Bruce Hayden said...

But if he buys a major media outlet for $1 billion dollars and uses that, it's just fine.

What is a bit scary here is that al Jazerra has done just that - bought a network (wasn't this the one that AlGore wouldn't sell to Glen Beck?) and are now advertising the heck for, claiming to provide a more accurate (apparently anti-American) slant on the news.

But we really shouldn't forget NBC/MSNBC, which was owned until recently by GE, flogged for the Dems and esp President Obama unashamably, and received many billions in contracts and special favors (including getting TARP funds for its finance arm, which was made eligible in record time).

Robert Cook said...

"The elephant in the room would be the trade/Teachers/Govt. Workers Unions that give much more than Exxon Mobil in dollars...."

Yeah...those fucking commies in the Teacher's and Govt. Workers unions wield so much more influence over Congress than Exxon Mobil, General Electric, JP Morgan Chase, Citigroup, BP, Goldman Sachs, etc., etc.

Scott said...

The real fat cats don't donate much to candidates. It's so passé.

What they do is create 501(c)(4) "social welfare organizations," which do not have to disclose their donors. Then, they funnel the 501(c)(4) money into 527 groups, which DO have to report its donors -- but the donor of record in this case is the 501(c)(4).

Thus, big money donors blissfully flush their wealth into the public policy debate with perfect anonymity. When you see a 527 group that has only a few donors, and most of them are 501(c)(4), you know that this is exactly what is happening.
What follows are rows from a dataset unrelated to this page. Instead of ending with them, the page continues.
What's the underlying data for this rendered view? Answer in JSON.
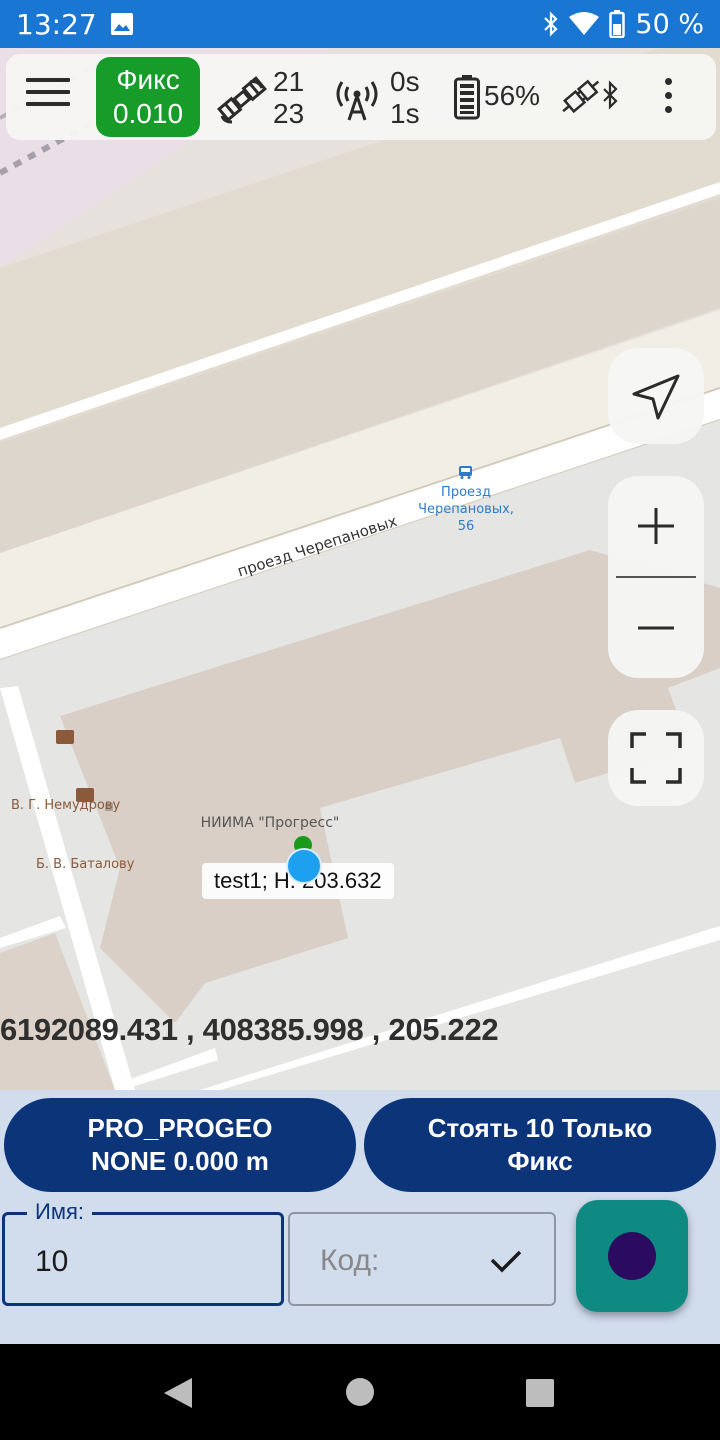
{
  "status_bar": {
    "time": "13:27",
    "battery_percent": "50 %",
    "icons": [
      "image-icon",
      "bluetooth-icon",
      "wifi-icon",
      "battery-icon"
    ]
  },
  "toolbar": {
    "fix_status": "Фикс",
    "fix_value": "0.010",
    "sats_used": "21",
    "sats_visible": "23",
    "corr_age": "0s",
    "corr_interval": "1s",
    "receiver_battery": "56%",
    "icons": [
      "menu-icon",
      "satellite-icon",
      "antenna-icon",
      "battery-icon",
      "plug-bluetooth-icon",
      "more-vert-icon"
    ]
  },
  "map": {
    "street_name": "проезд Черепановых",
    "bus_stop": "Проезд Черепановых, 56",
    "poi_1": "В. Г. Немудрову",
    "poi_2": "Б. В. Баталову",
    "building": "НИИМА \"Прогресс\"",
    "point_label": "test1; H: 203.632",
    "coordinates": "6192089.431 , 408385.998 , 205.222",
    "controls": [
      "navigate-icon",
      "zoom-in-icon",
      "zoom-out-icon",
      "fullscreen-icon"
    ]
  },
  "bottom_panel": {
    "profile_line1": "PRO_PROGEO",
    "profile_line2": "NONE 0.000 m",
    "mode_line1": "Стоять 10 Только",
    "mode_line2": "Фикс",
    "name_label": "Имя:",
    "name_value": "10",
    "code_placeholder": "Код:"
  },
  "colors": {
    "status_bar": "#1976d2",
    "fix_badge": "#179c2a",
    "primary_dark": "#0c3579",
    "record_button": "#0f8a83",
    "location_dot": "#1ea0f0"
  }
}
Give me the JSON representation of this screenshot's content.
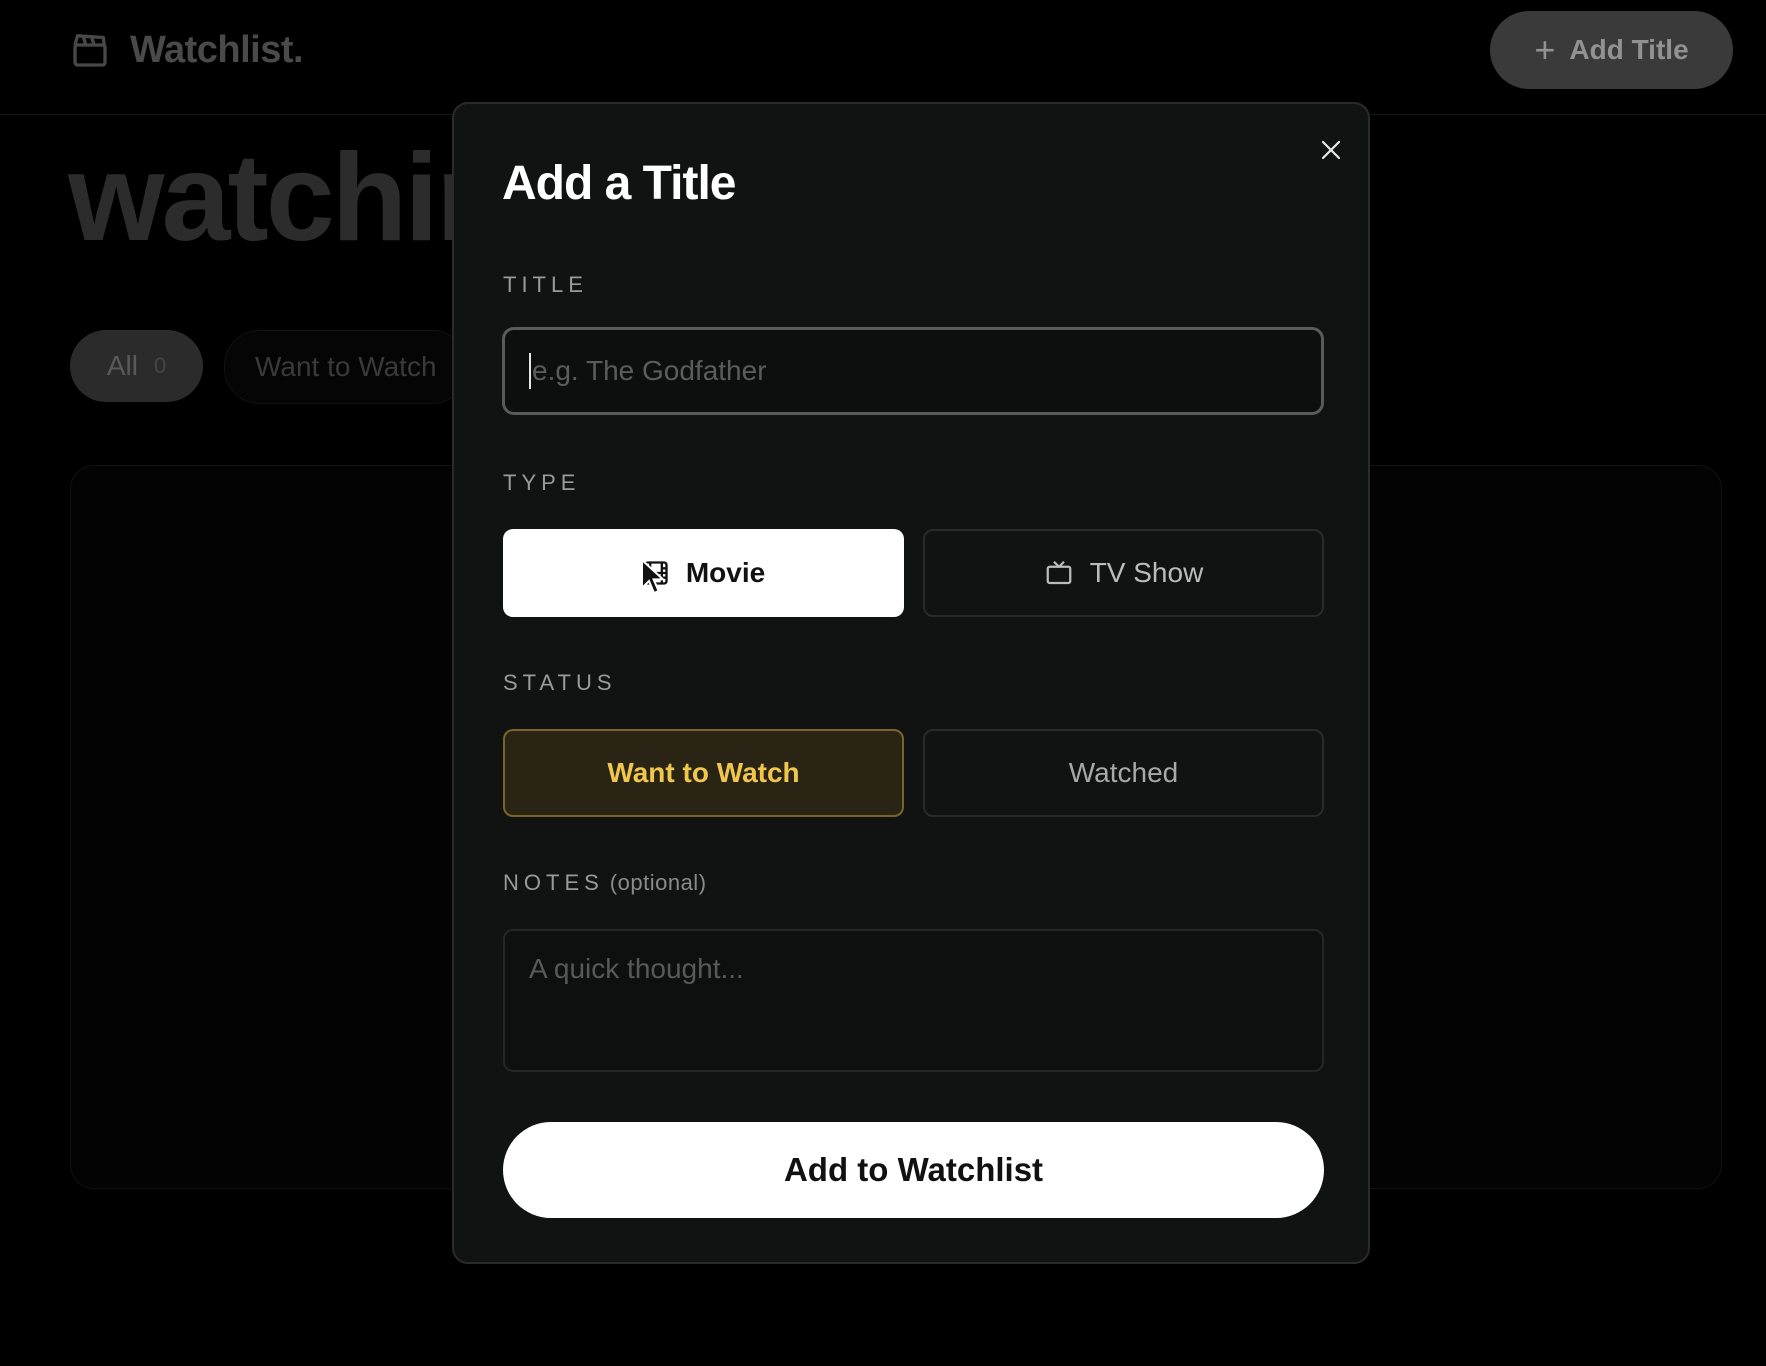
{
  "app": {
    "logo_text": "Watchlist.",
    "logo_icon": "clapperboard-icon",
    "add_title_label": "Add Title",
    "hero_fragment": "watchin"
  },
  "filters": [
    {
      "label": "All",
      "count": "0",
      "active": true
    },
    {
      "label": "Want to Watch"
    }
  ],
  "modal": {
    "title": "Add a Title",
    "close_icon": "close-icon",
    "fields": {
      "title_label": "TITLE",
      "title_placeholder": "e.g. The Godfather",
      "title_value": "",
      "type_label": "TYPE",
      "type_options": [
        {
          "label": "Movie",
          "icon": "film-icon",
          "selected": true
        },
        {
          "label": "TV Show",
          "icon": "tv-icon",
          "selected": false
        }
      ],
      "status_label": "STATUS",
      "status_options": [
        {
          "label": "Want to Watch",
          "selected": true
        },
        {
          "label": "Watched",
          "selected": false
        }
      ],
      "notes_label": "NOTES",
      "notes_optional": "(optional)",
      "notes_placeholder": "A quick thought..."
    },
    "submit_label": "Add to Watchlist"
  },
  "colors": {
    "background": "#000000",
    "modal_bg": "#111212",
    "accent_gold": "#f0c64c",
    "accent_gold_bg": "#2a2414",
    "selected_bg": "#ffffff"
  }
}
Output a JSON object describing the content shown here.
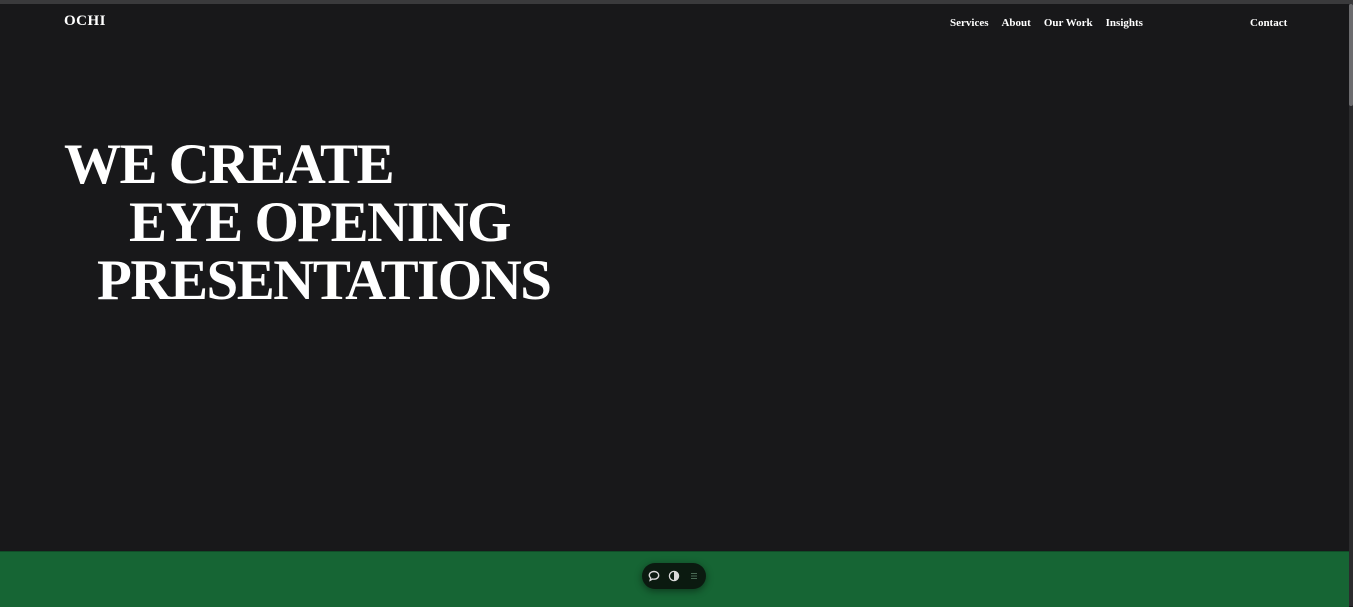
{
  "header": {
    "logo": "OCHI",
    "nav": [
      "Services",
      "About",
      "Our Work",
      "Insights"
    ],
    "contact": "Contact"
  },
  "hero": {
    "lines": [
      "WE CREATE",
      "EYE OPENING",
      "PRESENTATIONS"
    ]
  },
  "toolbar": {
    "icons": [
      "chat-icon",
      "theme-toggle-icon",
      "menu-icon"
    ]
  },
  "colors": {
    "background": "#18181a",
    "band": "#166534",
    "text": "#ffffff"
  }
}
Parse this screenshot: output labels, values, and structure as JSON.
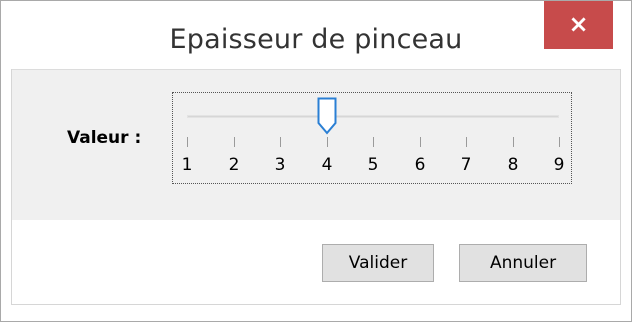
{
  "dialog": {
    "title": "Epaisseur de pinceau",
    "close_label": "×"
  },
  "slider": {
    "label": "Valeur :",
    "min": 1,
    "max": 9,
    "value": 4,
    "tick_labels": [
      "1",
      "2",
      "3",
      "4",
      "5",
      "6",
      "7",
      "8",
      "9"
    ]
  },
  "buttons": {
    "ok_label": "Valider",
    "cancel_label": "Annuler"
  },
  "colors": {
    "close_bg": "#c74b4b",
    "thumb_stroke": "#2a7fd4",
    "panel_bg": "#f0f0f0"
  }
}
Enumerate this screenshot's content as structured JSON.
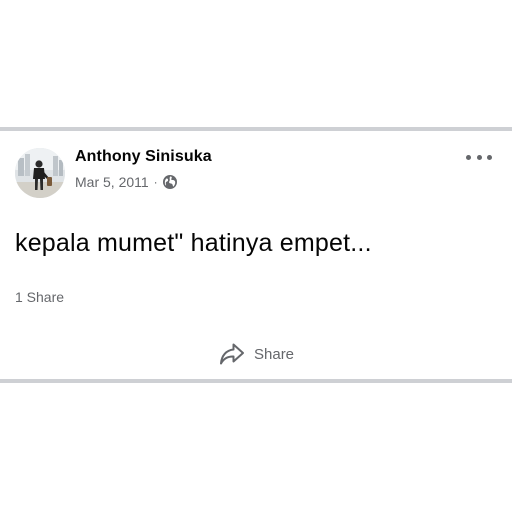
{
  "post": {
    "author_name": "Anthony Sinisuka",
    "date": "Mar 5, 2011",
    "separator": "·",
    "audience_icon": "globe-icon",
    "more_icon": "more-options-icon",
    "text": "kepala mumet\" hatinya empet...",
    "share_count": "1 Share",
    "actions": {
      "share_label": "Share",
      "share_icon": "share-arrow-icon"
    }
  },
  "colors": {
    "divider": "#ced0d4",
    "primary_text": "#050505",
    "secondary_text": "#65676b"
  }
}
And here we are, yammering about campaign contribution limits, which in the greater scheme of things are irrelevant.

Kirk Parker said...

He's right! Exhibit one, the recent Colorado recall elections.


Oh, wait....

Marshal said...

Of course the left wants campaign contributions limited. They've subverted academia and government employment into a subsidy for leftist activism. That advantage becomes more meaningful as other speech avenues are eliminated.

Andy Freeman said...

The amount of money that an entity is allowed to contribute (including in-kind contributions) to a political campaign or party should be limited to the amount of taxes & govt fees that said entity pays to the relevant govt.

Note that the above implies that the CA state dem party will have to be financially separate from the national den party. That's a good thing.

And, pols who receive a donation should not be allowed to transfer it to someone else.